Shannon Glor, wife Lisa says, is a "phenomenal cold caller." He focuses on the investment side and is a candidate in the chartered financial analyst program. She gravitates more toward financial planning, tax and estate planning issues. They aim for clients with at least $250,000 to $500,000 in investable assets who want the gamut of wealth management services.

Says Lisa Glor, "If someone says I have $10 million and I just want to trade the hot stock of the day, that's not what we do."

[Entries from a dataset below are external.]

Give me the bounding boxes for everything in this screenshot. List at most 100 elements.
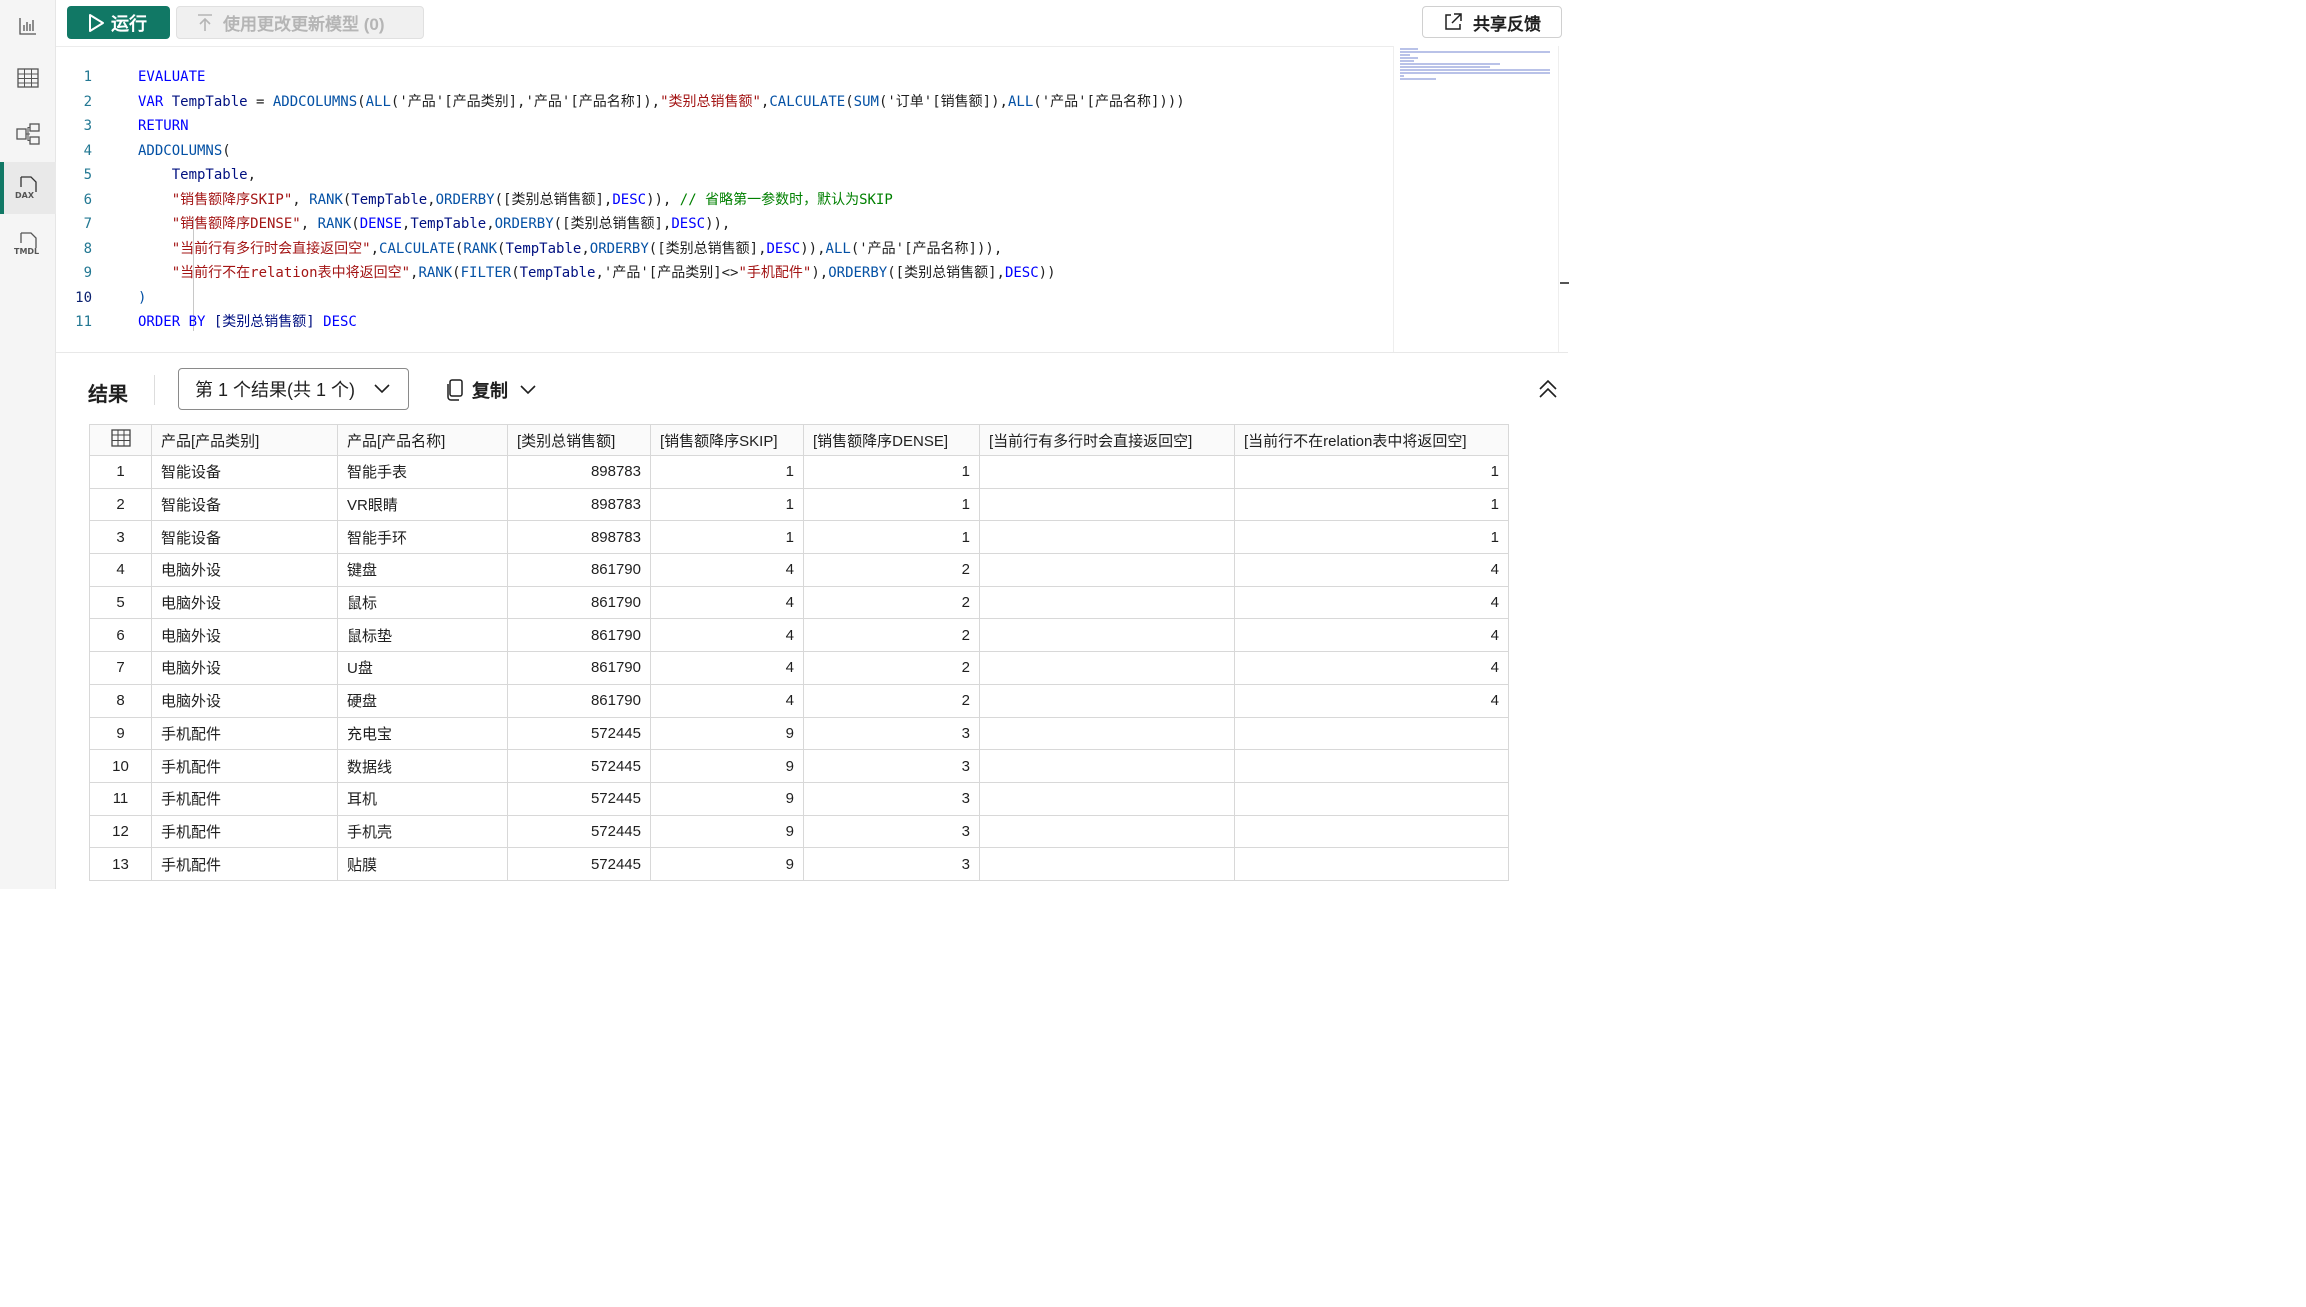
code-line[interactable]: 9 "当前行不在relation表中将返回空",RANK(FILTER(Temp… [56,261,1386,285]
code-token: CALCULATE [769,93,846,110]
table-cell: 9 [650,847,804,881]
table-cell [979,487,1235,522]
code-line[interactable]: 8 "当前行有多行时会直接返回空",CALCULATE(RANK(TempTab… [56,237,1386,261]
table-cell: 4 [650,651,804,685]
column-header[interactable]: 产品[产品名称] [337,424,508,456]
collapse-results-icon[interactable] [1538,379,1558,404]
table-cell: 861790 [507,553,651,587]
column-header[interactable]: [类别总销售额] [507,424,651,456]
row-number: 6 [89,618,152,653]
copy-button[interactable]: 复制 [446,377,536,403]
code-line[interactable]: 10) [56,286,1386,310]
table-cell [979,651,1235,685]
row-number: 11 [89,781,152,816]
code-token: ) [138,289,147,306]
table-row: 7 电脑外设 U盘 861790 4 2 4 [89,651,1509,685]
code-line[interactable]: 1 EVALUATE [56,65,1386,89]
column-header[interactable]: [销售额降序SKIP] [650,424,804,456]
code-token: TempTable [171,93,248,110]
code-line[interactable]: 6 "销售额降序SKIP", RANK(TempTable,ORDERBY([类… [56,188,1386,212]
table-cell: 572445 [507,716,651,751]
dax-code-editor[interactable]: 1 EVALUATE 2 VAR TempTable = ADDCOLUMNS(ALL… [56,46,1393,352]
row-number: 12 [89,814,152,849]
code-text: "销售额降序SKIP", RANK(TempTable,ORDERBY([类别总… [138,188,893,212]
code-token: ( [511,265,520,281]
code-line[interactable]: 4 ADDCOLUMNS( [56,139,1386,163]
column-header[interactable]: [销售额降序DENSE] [803,424,980,456]
table-row: 8 电脑外设 硬盘 861790 4 2 4 [89,683,1509,718]
editor-scrollbar[interactable] [1558,46,1569,352]
table-cell [979,847,1235,881]
table-cell [979,749,1235,783]
editor-minimap[interactable] [1393,46,1558,352]
code-token: // 省略第一参数时，默认为SKIP [679,191,893,208]
code-token: "当前行不在relation表中将返回空" [138,265,411,281]
code-token: ( [351,216,360,232]
column-header[interactable]: 产品[产品类别] [151,424,338,456]
code-token: TempTable [351,191,428,208]
code-line[interactable]: 11 ORDER BY [类别总销售额] DESC [56,310,1386,334]
model-view-icon[interactable] [0,108,56,160]
dax-query-view-icon[interactable]: DAX [0,162,56,214]
run-button[interactable]: 运行 [67,6,170,39]
table-cell: 572445 [507,781,651,816]
code-token: [类别总销售额] [213,314,315,330]
line-number: 3 [83,118,92,134]
table-row: 11 手机配件 耳机 572445 9 3 [89,781,1509,816]
select-all-table-icon[interactable] [89,424,152,456]
line-number: 8 [83,240,92,257]
code-token: ([类别总销售额], [494,191,613,208]
code-token: "类别总销售额" [660,93,761,110]
code-token: , [427,191,436,208]
code-line[interactable]: 2 VAR TempTable = ADDCOLUMNS(ALL('产品'[产品类… [56,90,1386,114]
results-table: 产品[产品类别] 产品[产品名称] [类别总销售额] [销售额降序SKIP] [销售额降… [89,424,1509,881]
table-cell: 572445 [507,847,651,881]
table-cell [1234,749,1509,783]
table-cell: 861790 [507,585,651,620]
table-cell: 2 [803,553,980,587]
table-cell: 4 [1234,651,1509,685]
table-cell [979,553,1235,587]
table-cell: 1 [650,487,804,522]
share-feedback-button[interactable]: 共享反馈 [1422,6,1562,38]
column-header[interactable]: [当前行不在relation表中将返回空] [1234,424,1509,456]
code-line[interactable]: 5 TempTable, [56,163,1386,187]
update-model-label: 使用更改更新模型 (0) [223,15,385,34]
result-selector-dropdown[interactable]: 第 1 个结果(共 1 个) [178,368,409,410]
table-cell [1234,716,1509,751]
left-nav-rail: DAX TMDL [0,0,56,889]
table-cell: 手机配件 [151,847,338,881]
table-cell: VR眼睛 [337,487,508,522]
table-cell: 1 [803,455,980,489]
table-cell: 智能设备 [151,455,338,489]
code-token: ('订单'[销售额]), [878,93,1008,110]
table-cell: 861790 [507,683,651,718]
update-model-button[interactable]: 使用更改更新模型 (0) [176,6,424,39]
row-number: 8 [89,683,152,718]
code-token: DESC [671,216,706,232]
table-cell: U盘 [337,651,508,685]
code-token: , [581,240,590,257]
code-token: , [486,216,495,232]
table-cell: 键盘 [337,553,508,587]
table-cell: 9 [650,716,804,751]
code-line[interactable]: 3 RETURN [56,114,1386,138]
code-token: RANK [463,240,498,257]
code-token: SUM [853,93,879,110]
minimap-line [1400,51,1550,53]
table-cell: 电脑外设 [151,683,338,718]
line-number: 6 [83,191,92,208]
table-cell: 898783 [507,520,651,555]
report-view-icon[interactable] [0,0,56,52]
line-number: 9 [83,265,92,281]
code-line[interactable]: 7 "销售额降序DENSE", RANK(DENSE,TempTable,ORD… [56,212,1386,236]
row-number: 5 [89,585,152,620]
column-header[interactable]: [当前行有多行时会直接返回空] [979,424,1235,456]
table-cell: 2 [803,683,980,718]
table-header-row: 产品[产品类别] 产品[产品名称] [类别总销售额] [销售额降序SKIP] [销售额降… [89,424,1509,456]
table-view-icon[interactable] [0,52,56,104]
code-token: TempTable [138,167,248,183]
line-number: 10 [75,289,92,306]
tmdl-view-icon[interactable]: TMDL [0,218,56,270]
table-row: 5 电脑外设 鼠标 861790 4 2 4 [89,585,1509,620]
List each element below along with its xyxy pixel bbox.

Citizens First / Investors' Security
Newly Chartered Trusts

Gary W. Davis, 53
Citizens First Trust Co. (proposed)
The Villages
Gary Davis spent 17 years with a Bank of America predecessor and the last 11 in charge of charitable planned giving for All Children's Hospital Foundation in St. Petersburg. The effort to open a trust in The Villages is a venture of St. Petersburg-based Sabal Co., which owns Sabal Trust Co. there, and the owner of the local Villages bank, Citizens First Bank. Citizens First Trust hopes to open this month, capitalized with $3 million, and go after The Villages market of younger, affluent, active retirees with average incomes in the high hundreds of thousand dollars. Ideal clients would have $500,000 in investable assets, but Davis says there's no hard minimum.

Charles Idelson, 54
Investors' Security Trust Co.
Fort Myers
Charles Idelson spent 35 years with financial institutions, including a final stop as president of SunTrust for Lee and Collier counties. Investors' Security, opened in January, is an independent trust founded by Idelson, senior fiduciary manager Chris Gair and senior portfolio manager Andy Sheppard. It has $130 million in assets under management and targets Lee, Collier and Charlotte county residents with at least $500,000 in investable assets, whom Idelson says have been neglected by larger institutions. "I think $1 million is a nice account, and if we do our job right, in five or seven years that will be a $2-million account," Idelson says.